PHILADELPHIA - In recent years, scientists studying inflammation and atherosclerosis have seen their respective fields converging. Inflammation is an aspect of the immune response to injury and disease; atherosclerosis, with its characteristic lesions in the blood vessel walls, underlies most cardiovascular disease, including heart attacks and strokes.

Now, in a new study, scientists at The Wistar Institute pursuing a promising new immune-system target for anti-atherosclerosis therapies have discovered another convergence: An unwanted potential side effect of any such therapies is a dangerous blood cancer called chronic myelogenous leukemia, or CML. More positively, the CML seen in the genetic strain of mice used in the study closely mimics human CML, so that the mice offer a new model for studying CML, opening the door for researchers to better understand that disease. The Wistar team's results are featured on the cover of the current issue of the Journal of Experimental Medicine, published October 30.




The Wistar scientists initiated their experiments to build on a series of findings that had suggested that blocking certain enzymes called lipoxygenases could inhibit the kind of chronic inflammation in the blood vessel walls that drives the atherosclerotic process. Even better, blocking these enzymes seemed only to affect one type of immune cell, the macrophage, and to interfere only with its role in chronic inflammation. The acute response of the macrophages to infectious agents like bacteria, critical for protection against disease, remained unfettered.

"We and others had hoped that blocking this enzyme would safely slow or stop certain chronic inflammatory responses that have been linked to atherosclerosis," says Ellen Puré, Ph.D., a professor in the Molecular and Cellular Oncogenesis and Immunology programs at Wistar and senior author on the study. "Now we know that if we go that route, we may also unwittingly be promoting leukemia."

To better understand the details of this inflammatory process as it unfolds in atherosclerosis, the Wistar researchers worked with a strain of experimental mice lacking the gene for a specific pivotal lipoxygenase enzyme. They then crossed these mice with other strains of mice genetically prone to atherosclerosis. Would the resulting mice without the lipoxygenase enzyme be protected from developing atherosclerosis, or would their genetic susceptibility to atherosclerosis win out? Either way, precisely what mechanisms were at work in the vessel walls?

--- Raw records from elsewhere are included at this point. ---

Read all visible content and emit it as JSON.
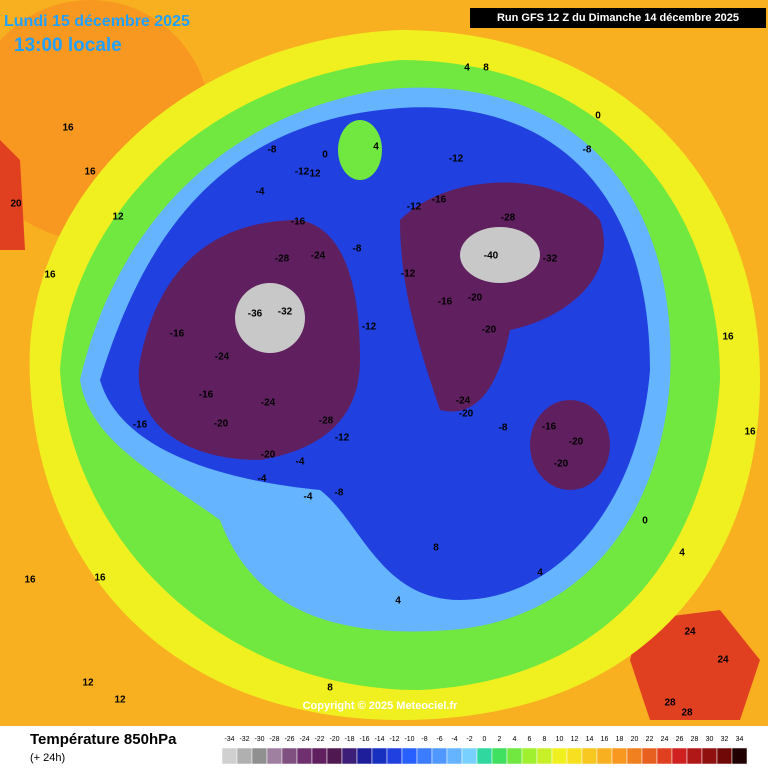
{
  "header": {
    "date": "Lundi 15 décembre 2025",
    "time": "13:00 locale",
    "run": "Run GFS 12 Z du Dimanche 14 décembre 2025"
  },
  "copyright": "Copyright © 2025 Meteociel.fr",
  "legend": {
    "title": "Température 850hPa",
    "lead": "(+ 24h)",
    "ticks": [
      -34,
      -32,
      -30,
      -28,
      -26,
      -24,
      -22,
      -20,
      -18,
      -16,
      -14,
      -12,
      -10,
      -8,
      -6,
      -4,
      -2,
      0,
      2,
      4,
      6,
      8,
      10,
      12,
      14,
      16,
      18,
      20,
      22,
      24,
      26,
      28,
      30,
      32,
      34
    ],
    "colors": [
      "#d0d0d0",
      "#b0b0b0",
      "#909090",
      "#a080a0",
      "#805080",
      "#703070",
      "#602060",
      "#501850",
      "#3c1e78",
      "#1e1e9a",
      "#1830c0",
      "#2040e0",
      "#2860ff",
      "#3c7cff",
      "#5098ff",
      "#64b4ff",
      "#78d0ff",
      "#30d8a0",
      "#40e060",
      "#70e840",
      "#a0f030",
      "#c8f028",
      "#f0f020",
      "#f8e020",
      "#f8c820",
      "#f8b020",
      "#f89820",
      "#f08020",
      "#e86020",
      "#e04020",
      "#d02020",
      "#b01818",
      "#901010",
      "#700808",
      "#200000"
    ]
  },
  "map_labels": [
    16,
    16,
    20,
    12,
    16,
    -8,
    -4,
    -12,
    -16,
    -24,
    -28,
    -32,
    -36,
    -16,
    -24,
    -16,
    -24,
    -20,
    -16,
    -20,
    -12,
    -4,
    -28,
    -4,
    -4,
    -8,
    -12,
    -8,
    -12,
    -16,
    -20,
    -20,
    -24,
    -20,
    -8,
    -16,
    -20,
    -20,
    -32,
    -40,
    -28,
    -16,
    -12,
    -12,
    -8,
    0,
    4,
    0,
    12,
    4,
    8,
    16,
    16,
    24,
    24,
    28,
    28,
    16,
    12,
    16,
    8,
    4,
    8,
    4,
    0,
    4,
    12
  ]
}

Focused as they were on the atherosclerotic process in the blood vessel walls, the researchers nearly overlooked a significant change taking place in another part of the body: To their surprise, they noticed that the spleens of the mice lacking lipoxygenase became enlarged, dramatically so in some cases. In 15 percent of the mice, the spleens grew 5 to 10 times their normal size at the end of a year.

"As immunologists, we couldn't ignore this," Puré says. "The spleen is an important organ of the immune system."

Exploring their observation, the scientists ascertained that the spleens of all of the mice in the experiments were somewhat enlarged, swollen with cells called granulocytes and macrophages, members of a family of immune cells called myeloid cells. The majority of mice were seen to have myeloid proliferative disease, a precursor to CML. And 15 percent of the mice had full-blown leukemias.

"The enzyme we were looking at is expressed in the progenitor cells in the bone marrow that give rise to all the different types of cells in one branch of the immune system," Puré notes. "So perhaps we shouldn't have been shocked to see that it had an effect on these cells to remove the enzyme from the system."

The silver lining in the situation, Puré says, is that the strain of mice used in their study may be the best model for human CML yet found. The subset of the mice with myeloid proliferative disease closely mimic the asymptomatic early stages of CML, while the 15 percent with clear CML model the crisis, or "blast," stage of the disease.